# Brinkmann Smoke n' Pit



## njsmoker83 (May 9, 2010)

Hey guys.  I have my ECB that i have been using that is pretty good, but i am looking for something with a bigger surface.  I was going to get the WSM but i think i would like an offset smoker better.  I was in Home Depot and saw the Brinkmann Smoke n' Pit for 199 and the surface looks huge.  I wanted to build an UDS but really dont think I have the time or patience.

My main concern with the Brinkmann is the quality.  My ECB works but obviously a $40 smoker is pretty horribly made.  The door doesnt sit well and you can tell the material isnt that good.  But for $199 I would hope its better quality.

Anyone have any opinions?


----------



## smokingriley (May 9, 2010)

The Brinkmann SNP is a good smoker. It has a fairly big cooking area. I would highly recommend doing the mods for a overall better performance. Here is the link on the common mods. http://www.smokingmeatforums.com/for...ad.php?t=75110
I got mine at Home Depo a few years ago and had many smokes with it. For me it has been a good smoker. The mods mad a huge difference and was fairly inexpensive. The only thing I wish was better is the thickness of the metal they use.

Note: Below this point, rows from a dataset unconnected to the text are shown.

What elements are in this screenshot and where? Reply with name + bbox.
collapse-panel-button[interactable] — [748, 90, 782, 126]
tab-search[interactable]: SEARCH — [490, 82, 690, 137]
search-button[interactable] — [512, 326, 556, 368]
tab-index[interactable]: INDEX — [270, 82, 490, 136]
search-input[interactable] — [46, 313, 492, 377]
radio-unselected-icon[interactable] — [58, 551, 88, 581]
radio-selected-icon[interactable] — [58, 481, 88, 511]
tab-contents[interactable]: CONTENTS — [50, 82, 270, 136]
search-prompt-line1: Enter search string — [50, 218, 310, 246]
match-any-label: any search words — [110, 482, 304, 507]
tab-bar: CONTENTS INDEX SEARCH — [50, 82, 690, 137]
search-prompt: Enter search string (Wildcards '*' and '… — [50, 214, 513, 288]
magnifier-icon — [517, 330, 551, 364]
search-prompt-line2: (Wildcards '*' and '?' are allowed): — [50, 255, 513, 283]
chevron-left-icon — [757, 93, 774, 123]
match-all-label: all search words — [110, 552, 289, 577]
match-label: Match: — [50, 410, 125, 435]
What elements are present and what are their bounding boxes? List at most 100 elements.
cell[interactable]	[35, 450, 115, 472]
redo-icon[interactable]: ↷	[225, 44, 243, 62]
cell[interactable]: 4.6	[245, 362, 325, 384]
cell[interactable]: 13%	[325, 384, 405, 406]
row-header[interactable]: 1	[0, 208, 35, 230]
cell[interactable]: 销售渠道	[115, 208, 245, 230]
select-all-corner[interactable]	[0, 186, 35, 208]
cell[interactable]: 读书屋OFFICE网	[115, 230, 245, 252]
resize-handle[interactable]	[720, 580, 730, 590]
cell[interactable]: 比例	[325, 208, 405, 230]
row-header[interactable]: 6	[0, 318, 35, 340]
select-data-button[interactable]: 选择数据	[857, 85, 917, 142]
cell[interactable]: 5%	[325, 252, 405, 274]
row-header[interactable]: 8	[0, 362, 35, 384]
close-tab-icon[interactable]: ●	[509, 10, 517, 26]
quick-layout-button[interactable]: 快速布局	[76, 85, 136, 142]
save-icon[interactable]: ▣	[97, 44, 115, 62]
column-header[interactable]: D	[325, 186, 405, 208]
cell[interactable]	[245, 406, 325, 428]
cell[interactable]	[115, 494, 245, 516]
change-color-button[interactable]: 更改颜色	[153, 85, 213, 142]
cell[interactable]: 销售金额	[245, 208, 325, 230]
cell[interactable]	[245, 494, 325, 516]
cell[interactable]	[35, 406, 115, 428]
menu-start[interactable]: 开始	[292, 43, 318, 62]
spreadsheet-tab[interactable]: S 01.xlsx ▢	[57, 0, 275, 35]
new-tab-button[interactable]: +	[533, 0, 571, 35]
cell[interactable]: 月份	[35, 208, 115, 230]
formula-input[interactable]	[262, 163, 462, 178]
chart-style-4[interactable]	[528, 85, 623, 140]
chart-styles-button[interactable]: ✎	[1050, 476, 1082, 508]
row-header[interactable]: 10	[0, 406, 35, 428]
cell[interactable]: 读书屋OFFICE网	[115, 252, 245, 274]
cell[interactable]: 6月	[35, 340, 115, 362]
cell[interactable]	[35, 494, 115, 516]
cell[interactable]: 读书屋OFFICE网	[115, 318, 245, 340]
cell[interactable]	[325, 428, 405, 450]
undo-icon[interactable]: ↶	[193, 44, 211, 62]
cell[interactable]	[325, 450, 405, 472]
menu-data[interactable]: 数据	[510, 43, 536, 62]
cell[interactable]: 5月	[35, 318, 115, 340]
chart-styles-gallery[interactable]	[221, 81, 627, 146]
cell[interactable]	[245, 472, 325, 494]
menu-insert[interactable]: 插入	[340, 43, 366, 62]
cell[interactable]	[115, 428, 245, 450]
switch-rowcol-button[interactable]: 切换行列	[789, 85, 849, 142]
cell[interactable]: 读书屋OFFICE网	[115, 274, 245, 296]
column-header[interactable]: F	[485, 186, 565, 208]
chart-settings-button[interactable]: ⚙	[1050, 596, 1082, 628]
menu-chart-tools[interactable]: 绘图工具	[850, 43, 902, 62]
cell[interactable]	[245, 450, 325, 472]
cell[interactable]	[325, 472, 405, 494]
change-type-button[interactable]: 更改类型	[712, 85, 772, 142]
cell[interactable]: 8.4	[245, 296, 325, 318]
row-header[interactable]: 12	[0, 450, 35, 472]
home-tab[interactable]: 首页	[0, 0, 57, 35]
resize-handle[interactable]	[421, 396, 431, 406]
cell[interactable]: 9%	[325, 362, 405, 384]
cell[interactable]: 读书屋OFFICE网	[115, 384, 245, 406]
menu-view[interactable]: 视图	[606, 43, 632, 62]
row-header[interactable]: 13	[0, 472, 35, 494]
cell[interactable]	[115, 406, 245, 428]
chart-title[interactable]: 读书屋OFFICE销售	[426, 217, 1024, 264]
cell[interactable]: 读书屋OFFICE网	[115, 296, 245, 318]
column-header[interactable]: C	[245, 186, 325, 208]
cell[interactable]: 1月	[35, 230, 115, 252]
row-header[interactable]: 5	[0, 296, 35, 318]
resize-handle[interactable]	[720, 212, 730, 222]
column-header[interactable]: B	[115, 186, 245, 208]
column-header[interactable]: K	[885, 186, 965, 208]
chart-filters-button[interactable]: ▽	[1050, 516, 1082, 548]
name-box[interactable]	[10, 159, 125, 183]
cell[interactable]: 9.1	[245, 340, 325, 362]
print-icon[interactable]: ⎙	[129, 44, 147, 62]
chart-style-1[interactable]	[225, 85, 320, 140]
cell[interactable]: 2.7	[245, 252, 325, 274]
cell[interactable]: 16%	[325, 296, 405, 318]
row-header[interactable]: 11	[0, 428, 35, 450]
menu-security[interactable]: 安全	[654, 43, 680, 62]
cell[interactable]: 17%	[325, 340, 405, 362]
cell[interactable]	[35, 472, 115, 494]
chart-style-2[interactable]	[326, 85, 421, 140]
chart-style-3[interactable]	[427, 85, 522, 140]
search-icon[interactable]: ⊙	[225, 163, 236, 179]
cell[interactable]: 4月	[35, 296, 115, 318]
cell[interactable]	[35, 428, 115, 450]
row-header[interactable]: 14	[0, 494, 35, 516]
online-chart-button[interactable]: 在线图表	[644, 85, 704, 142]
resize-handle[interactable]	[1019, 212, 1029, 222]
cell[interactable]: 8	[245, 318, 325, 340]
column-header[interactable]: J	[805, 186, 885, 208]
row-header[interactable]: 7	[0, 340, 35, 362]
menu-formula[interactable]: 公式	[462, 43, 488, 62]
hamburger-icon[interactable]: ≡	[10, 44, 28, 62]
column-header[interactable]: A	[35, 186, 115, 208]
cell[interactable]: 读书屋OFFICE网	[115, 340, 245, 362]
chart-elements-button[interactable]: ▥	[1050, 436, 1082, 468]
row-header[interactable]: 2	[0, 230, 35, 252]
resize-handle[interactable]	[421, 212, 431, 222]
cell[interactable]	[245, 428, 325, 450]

The thicker metal retains the heat better and in my opnion is easier to control the temps.


----------



## daddyzaring (May 9, 2010)

You might also want to consider checking your local listing on craigslist.  You can find some pretty good deals on there, and you'd probably have better luck finding one that is made of thicker metal.


----------



## ecto1 (May 9, 2010)

Not trying to bring you to the dark-side or anything but I love my MES and you can get one in your price range.  Look and the QVIEW produced on a MES and tell me that isn't some good looking Q.  Now I have lots of toys and plan to own lots more before it is said and done but the MES is a perfect upgrade for someone who is using a ECB.  It is not as set and forget as the UDS but defiantly easier to use than the SFB that you are looking at.  If the food is good it doesn't mater what you cook it with.


----------



## caveman (May 10, 2010)

Well, I am trying to bring you to the dark side.  Take the plunge & get that WSM.  22.5 is how I roll.  At least go see one set up first before you take it off of your list.  You will not be dis-appointed.


----------



## njsmoker83 (May 10, 2010)

I like the look of the WSM but i really like the way the side fireboxes look.  It seems a lot easier when you are doing a big rib cook which is what i am going to be doing for the most part.


----------



## ecto1 (May 10, 2010)

I think caveman will tell you that you will not find a easier rib cooker than the WSM if you just going on looks you should get a SFB but if you are going on ease of use and fuel efficiency then a WSM is better but at a much higher price tag.  BBQ is BBQ no matter what you cook it on I don't care if you use a shoe box and a mirror to cook the meat it is the satisfaction of seeing other enjoy your meal that makes it worth while.

My science class loves when we make the shoebox solar ovens by the way. 

http://www.ehow.com/how_2083_make-solar-oven.html


----------



## njsmoker83 (May 10, 2010)

When your putting ribs on the WSM do you have to cut them in half to fit a lot on the grill?  And do you have to use both grates (one above water pan and the regular one)?

Im wondering if you are using both and after two hours (i use 2-2-1) if you have to take the top grate off to take out ribs and foil them.


----------